Bronze Fennel (one of my favorites). All parts of the plant are edible. Young plants get aphids in the spring, which can jump start ladybugs, mantids, and syrphid fly populations.
Crown Vetch – Legumes like vetches are important sources of food for aphids and other soft bodied insects, which in turn draw in lots of ladybugs.
Japanese Knotweed (Smartweed Family Polygonaceae) - has extrafloral nectaries at the base of each leaf, and the delicate featherlike white flower blossoms at the end of 10 foot stalks is an important food source especially for flies and wasps. Japanese knotweed could be considered a noxious weed. Other plants in this family are Pennsylvania smartweed and Lady’s thumb.
Jerusalem Artichoke – Compositae – Sunflower Family – Artichokes and Sunflowers support aphids and are easily searched by ladybugs – these plants are consistently attractive to ladybugs in the field and greenhouse.
Jewelweed/Touch Me Not – Bees and other hymenoptera like these flowers. Found usually in cool, wet spots.
Kenafe (Hibiscus cannabis) - Has extrafloral nectaries at the base of the leaves. Is an important food source for larger wasps. Another plant with similar properties is the sweet potato.
Kenafe: bordering a peanut field to protect the peanuts against white grubs (Scarab beetle larvae).
Anise Hyssop (Mint) - Mints are important food plants for bees and wasps in the spring and summer. Shown here are a honey bee and a native bumble bee visiting the mint plant’s flowers.
The Chef harvests Lavender, next to the Patrina plants, as a seasoning. These plants serve multiple purposes – the chef uses them in the kitchen and they also serve as important beneficial insect food plants.

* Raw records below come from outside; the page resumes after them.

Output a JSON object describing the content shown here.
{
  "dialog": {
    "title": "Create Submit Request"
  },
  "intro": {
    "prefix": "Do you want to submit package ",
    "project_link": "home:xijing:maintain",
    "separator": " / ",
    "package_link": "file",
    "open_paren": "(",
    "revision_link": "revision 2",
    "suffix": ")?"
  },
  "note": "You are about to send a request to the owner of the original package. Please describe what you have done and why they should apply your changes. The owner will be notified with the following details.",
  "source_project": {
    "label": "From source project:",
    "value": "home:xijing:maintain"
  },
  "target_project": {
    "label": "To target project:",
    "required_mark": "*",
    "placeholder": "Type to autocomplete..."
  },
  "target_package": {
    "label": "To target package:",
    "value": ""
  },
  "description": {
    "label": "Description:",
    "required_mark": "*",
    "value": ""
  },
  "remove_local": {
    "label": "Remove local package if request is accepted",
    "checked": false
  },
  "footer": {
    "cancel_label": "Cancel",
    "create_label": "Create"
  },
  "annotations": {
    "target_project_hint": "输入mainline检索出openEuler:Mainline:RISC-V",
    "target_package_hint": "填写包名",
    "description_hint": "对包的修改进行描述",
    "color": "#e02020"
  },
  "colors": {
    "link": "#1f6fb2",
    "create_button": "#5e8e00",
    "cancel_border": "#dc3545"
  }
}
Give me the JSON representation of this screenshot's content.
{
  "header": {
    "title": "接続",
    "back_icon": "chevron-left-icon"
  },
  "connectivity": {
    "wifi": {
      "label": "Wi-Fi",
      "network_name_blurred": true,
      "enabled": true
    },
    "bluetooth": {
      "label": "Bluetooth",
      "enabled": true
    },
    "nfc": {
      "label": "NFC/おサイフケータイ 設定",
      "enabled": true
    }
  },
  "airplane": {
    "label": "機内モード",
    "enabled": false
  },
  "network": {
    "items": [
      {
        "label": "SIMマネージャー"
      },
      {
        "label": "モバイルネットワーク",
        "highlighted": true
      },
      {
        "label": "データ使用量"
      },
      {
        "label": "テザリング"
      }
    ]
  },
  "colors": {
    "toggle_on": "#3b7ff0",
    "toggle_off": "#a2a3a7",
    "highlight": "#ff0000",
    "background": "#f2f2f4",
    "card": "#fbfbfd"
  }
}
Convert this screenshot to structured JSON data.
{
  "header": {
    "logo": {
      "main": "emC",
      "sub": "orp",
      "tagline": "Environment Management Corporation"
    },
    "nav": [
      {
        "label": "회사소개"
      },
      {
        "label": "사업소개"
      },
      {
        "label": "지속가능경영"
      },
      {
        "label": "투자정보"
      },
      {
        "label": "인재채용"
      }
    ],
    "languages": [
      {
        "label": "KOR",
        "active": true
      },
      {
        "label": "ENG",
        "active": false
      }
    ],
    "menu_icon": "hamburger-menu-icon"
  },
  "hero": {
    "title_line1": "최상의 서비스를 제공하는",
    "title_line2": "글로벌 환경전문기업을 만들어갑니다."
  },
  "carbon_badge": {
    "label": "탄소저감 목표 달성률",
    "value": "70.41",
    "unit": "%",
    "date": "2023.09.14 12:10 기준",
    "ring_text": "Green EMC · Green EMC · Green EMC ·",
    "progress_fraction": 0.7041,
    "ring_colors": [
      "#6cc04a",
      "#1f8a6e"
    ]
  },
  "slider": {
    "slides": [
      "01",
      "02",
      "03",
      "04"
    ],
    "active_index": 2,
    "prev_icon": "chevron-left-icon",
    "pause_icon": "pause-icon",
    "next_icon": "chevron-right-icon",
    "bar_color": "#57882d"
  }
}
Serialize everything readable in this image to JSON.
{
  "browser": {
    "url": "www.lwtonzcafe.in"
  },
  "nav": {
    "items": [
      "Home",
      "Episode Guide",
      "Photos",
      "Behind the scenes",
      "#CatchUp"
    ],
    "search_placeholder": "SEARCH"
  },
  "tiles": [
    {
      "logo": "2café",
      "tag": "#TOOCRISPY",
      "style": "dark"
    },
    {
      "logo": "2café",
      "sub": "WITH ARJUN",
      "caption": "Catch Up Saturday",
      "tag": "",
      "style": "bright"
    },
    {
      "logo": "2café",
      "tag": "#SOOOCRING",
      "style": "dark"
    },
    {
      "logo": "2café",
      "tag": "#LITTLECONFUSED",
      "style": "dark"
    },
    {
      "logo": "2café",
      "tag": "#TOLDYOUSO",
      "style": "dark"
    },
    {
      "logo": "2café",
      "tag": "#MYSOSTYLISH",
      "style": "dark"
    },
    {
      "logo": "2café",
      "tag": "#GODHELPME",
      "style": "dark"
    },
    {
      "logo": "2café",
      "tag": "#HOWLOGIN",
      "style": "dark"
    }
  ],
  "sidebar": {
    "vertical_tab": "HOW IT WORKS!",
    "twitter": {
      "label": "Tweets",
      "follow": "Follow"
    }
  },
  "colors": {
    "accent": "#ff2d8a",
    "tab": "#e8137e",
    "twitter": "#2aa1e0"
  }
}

Queen Anne’s Lace (Umbellifera) with a Scoliid wasp (attacks white grubs). In the 1920’s, USDA researchers showed that Queen Anne’s Lace was an important food source for parasitic wasps that attack white grubs.
Queen Anne’s Lace again, showing another favorite visitor – ladybugs. In this case these are the C-Mac ladybugs. They are feeding on nectar and pollen from the flowers.
Smartweeds – Polygonacea. Pennsylvania smartweed along the field border. We see lots of syrphid flies visiting these flowers.
Yellow Sweet Clover – Along with its white cousin, White Sweet Clover, these can have both aphids and also be an important flower feeding site for beneficial insects. Honeybees can make good honey from this plant.
Smartweed – Pennsylvania Smartweed closeup of flowers.
Cow Parsnip Flowers (Umbellifera) showing feeding by syrphid flies.
Tansy foliage with a Harmonia ladybug.